6: Ve tabiî bir de, Türkiye’nin gizli köleleri işsizler de bu iktidar döneminde görülmemiş sayılara ulaşmıştır
Türkiye Kamu-Sen ARGE Merkezi tarafından yapılan bir araştırmanın verdiği sonuca göre:
2009 yılı Aralık ayı sonu itibarıyla çalışan tek kişinin “açlık sınırı” 1.105 Lira 62 Kuruş olmuştur. “Yoksulluk sınırı”nın ise 2.891,52 TL olduğu tespit edilmiştir.
Çalışan tek kişinin yoksulluk sınırı ise 1.445,91 TL olmuştur.

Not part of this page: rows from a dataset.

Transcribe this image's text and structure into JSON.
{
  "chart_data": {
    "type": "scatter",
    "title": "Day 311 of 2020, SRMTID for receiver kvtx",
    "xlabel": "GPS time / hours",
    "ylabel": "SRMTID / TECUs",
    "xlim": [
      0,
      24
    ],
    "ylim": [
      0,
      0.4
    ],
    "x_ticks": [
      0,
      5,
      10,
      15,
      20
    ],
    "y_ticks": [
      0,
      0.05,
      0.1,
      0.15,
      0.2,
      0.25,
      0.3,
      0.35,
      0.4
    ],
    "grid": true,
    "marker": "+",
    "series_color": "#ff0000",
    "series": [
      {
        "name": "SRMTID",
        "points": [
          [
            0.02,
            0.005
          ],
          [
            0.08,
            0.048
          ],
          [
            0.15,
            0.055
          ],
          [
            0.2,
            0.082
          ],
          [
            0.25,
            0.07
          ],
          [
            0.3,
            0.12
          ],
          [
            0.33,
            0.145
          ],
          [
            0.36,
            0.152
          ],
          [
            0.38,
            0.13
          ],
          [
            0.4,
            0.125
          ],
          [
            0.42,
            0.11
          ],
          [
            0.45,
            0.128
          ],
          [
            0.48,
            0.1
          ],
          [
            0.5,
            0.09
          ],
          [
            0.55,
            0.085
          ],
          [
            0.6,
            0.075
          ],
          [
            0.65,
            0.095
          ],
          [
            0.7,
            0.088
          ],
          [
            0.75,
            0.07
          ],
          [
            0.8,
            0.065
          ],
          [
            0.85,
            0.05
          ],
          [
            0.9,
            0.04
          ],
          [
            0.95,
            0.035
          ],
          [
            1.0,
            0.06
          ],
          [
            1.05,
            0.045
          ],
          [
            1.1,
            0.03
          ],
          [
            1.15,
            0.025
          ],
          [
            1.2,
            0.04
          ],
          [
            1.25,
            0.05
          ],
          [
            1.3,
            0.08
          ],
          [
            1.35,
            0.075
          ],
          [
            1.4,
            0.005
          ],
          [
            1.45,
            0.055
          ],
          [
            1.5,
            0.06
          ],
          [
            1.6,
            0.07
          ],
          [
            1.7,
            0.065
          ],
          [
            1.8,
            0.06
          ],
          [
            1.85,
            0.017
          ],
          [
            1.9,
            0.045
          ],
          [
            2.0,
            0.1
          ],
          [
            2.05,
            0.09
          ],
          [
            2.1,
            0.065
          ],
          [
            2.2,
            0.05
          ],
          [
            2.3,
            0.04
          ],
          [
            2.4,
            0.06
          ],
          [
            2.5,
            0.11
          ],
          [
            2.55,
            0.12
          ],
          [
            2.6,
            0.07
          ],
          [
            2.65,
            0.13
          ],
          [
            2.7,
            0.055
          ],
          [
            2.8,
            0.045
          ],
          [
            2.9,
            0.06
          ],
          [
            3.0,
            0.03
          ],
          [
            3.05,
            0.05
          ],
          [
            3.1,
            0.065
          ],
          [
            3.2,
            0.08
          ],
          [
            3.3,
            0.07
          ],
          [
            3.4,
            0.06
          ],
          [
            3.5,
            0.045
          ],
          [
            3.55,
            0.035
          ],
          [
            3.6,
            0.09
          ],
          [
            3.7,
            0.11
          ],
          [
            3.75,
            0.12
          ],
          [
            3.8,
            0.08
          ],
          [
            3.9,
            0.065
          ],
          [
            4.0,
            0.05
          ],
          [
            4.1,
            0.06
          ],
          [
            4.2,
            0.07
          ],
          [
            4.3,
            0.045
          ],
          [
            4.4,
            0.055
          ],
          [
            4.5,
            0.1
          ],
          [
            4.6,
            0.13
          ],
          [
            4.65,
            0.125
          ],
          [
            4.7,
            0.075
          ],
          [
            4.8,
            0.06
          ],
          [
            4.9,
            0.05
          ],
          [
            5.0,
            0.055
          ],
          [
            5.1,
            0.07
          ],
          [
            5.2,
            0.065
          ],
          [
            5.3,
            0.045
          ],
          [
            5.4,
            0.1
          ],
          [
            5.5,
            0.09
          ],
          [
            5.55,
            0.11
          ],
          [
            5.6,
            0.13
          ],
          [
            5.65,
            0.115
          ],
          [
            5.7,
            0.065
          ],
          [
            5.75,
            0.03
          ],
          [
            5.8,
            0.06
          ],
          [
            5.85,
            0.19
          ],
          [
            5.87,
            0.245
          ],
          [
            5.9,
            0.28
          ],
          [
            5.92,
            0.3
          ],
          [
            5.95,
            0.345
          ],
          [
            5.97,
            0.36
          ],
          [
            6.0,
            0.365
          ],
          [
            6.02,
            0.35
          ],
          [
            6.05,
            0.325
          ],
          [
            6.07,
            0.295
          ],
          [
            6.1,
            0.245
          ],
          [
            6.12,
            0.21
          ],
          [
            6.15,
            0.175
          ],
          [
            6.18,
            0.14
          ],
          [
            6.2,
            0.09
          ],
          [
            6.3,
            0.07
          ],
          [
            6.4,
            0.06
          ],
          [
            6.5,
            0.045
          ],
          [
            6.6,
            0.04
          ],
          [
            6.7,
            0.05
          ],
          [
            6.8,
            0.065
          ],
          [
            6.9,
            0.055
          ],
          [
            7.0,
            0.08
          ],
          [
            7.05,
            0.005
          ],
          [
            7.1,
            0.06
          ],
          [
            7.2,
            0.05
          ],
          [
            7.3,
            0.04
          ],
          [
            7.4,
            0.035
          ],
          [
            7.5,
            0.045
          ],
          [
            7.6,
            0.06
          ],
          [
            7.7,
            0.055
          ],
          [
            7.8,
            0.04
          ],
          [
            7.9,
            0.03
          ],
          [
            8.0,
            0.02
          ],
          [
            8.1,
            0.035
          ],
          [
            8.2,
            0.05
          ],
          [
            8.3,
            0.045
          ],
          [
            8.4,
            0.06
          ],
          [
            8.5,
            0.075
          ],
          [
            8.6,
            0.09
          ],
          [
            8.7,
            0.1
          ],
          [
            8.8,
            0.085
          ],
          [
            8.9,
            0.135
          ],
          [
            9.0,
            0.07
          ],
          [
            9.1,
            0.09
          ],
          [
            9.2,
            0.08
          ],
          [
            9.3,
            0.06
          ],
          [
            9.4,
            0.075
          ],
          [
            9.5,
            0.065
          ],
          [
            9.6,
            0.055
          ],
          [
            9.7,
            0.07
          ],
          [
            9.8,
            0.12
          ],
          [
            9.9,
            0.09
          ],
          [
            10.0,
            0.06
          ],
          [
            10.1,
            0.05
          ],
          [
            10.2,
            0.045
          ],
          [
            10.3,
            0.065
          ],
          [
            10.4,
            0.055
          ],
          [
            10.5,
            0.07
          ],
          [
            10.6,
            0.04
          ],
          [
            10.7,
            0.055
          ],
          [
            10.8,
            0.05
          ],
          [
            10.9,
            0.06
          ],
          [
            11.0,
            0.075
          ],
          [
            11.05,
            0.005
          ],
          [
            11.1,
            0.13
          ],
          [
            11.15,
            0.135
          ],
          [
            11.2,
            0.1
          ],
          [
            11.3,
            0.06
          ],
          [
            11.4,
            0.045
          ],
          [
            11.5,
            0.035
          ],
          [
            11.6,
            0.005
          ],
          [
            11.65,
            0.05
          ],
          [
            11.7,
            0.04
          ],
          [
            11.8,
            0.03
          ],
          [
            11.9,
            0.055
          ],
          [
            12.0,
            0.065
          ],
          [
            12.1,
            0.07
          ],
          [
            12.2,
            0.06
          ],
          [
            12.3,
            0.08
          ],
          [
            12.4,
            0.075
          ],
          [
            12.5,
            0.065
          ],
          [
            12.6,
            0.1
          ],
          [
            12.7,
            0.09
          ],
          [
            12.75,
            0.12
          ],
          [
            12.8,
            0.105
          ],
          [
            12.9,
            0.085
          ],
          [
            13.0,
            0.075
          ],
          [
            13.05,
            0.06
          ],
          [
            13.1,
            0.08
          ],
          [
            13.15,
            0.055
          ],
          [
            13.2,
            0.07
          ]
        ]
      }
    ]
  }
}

Araştırma, dört kişilik bir ailenin aylık gıda harcamasının 649,38 TL olduğunu göstermiştir. Aralık 2009 itibarı ile ortalama 1.321,2 TL ücret alan bir memurun ailesi için yaptığı gıda harcaması, maaşının % 49,15’ini oluşturmuştur. Türkiye İstatistik Kurumu verilerinde bulunan konut gideri ise Aralık 2009 ortalama maaşının %35,79’una denk gelmiştir. Buna göre bir memur, ortalama maaşının % 84,94’ünü yalnızca gıda ve barınma harcamalarına ayırmak zorunda kalmıştır. Diğer ihtiyaçlarını karşılamak için ise maaşının % 15,06’sı ile yetinmiştir. Memur maaşları zorunlu harcamalar karşısında bir ayda %1,18 değer kaybetmiştir. Ortalama ücretle geçinen bir memur ailesinin ulaşım, sağlık, eğitim, haberleşme, giyim gibi diğer zorunlu ihtiyaçlarını karşılaması için Aralık 2009 maaşından geriye yalnızca 198,98 TL kalmıştır.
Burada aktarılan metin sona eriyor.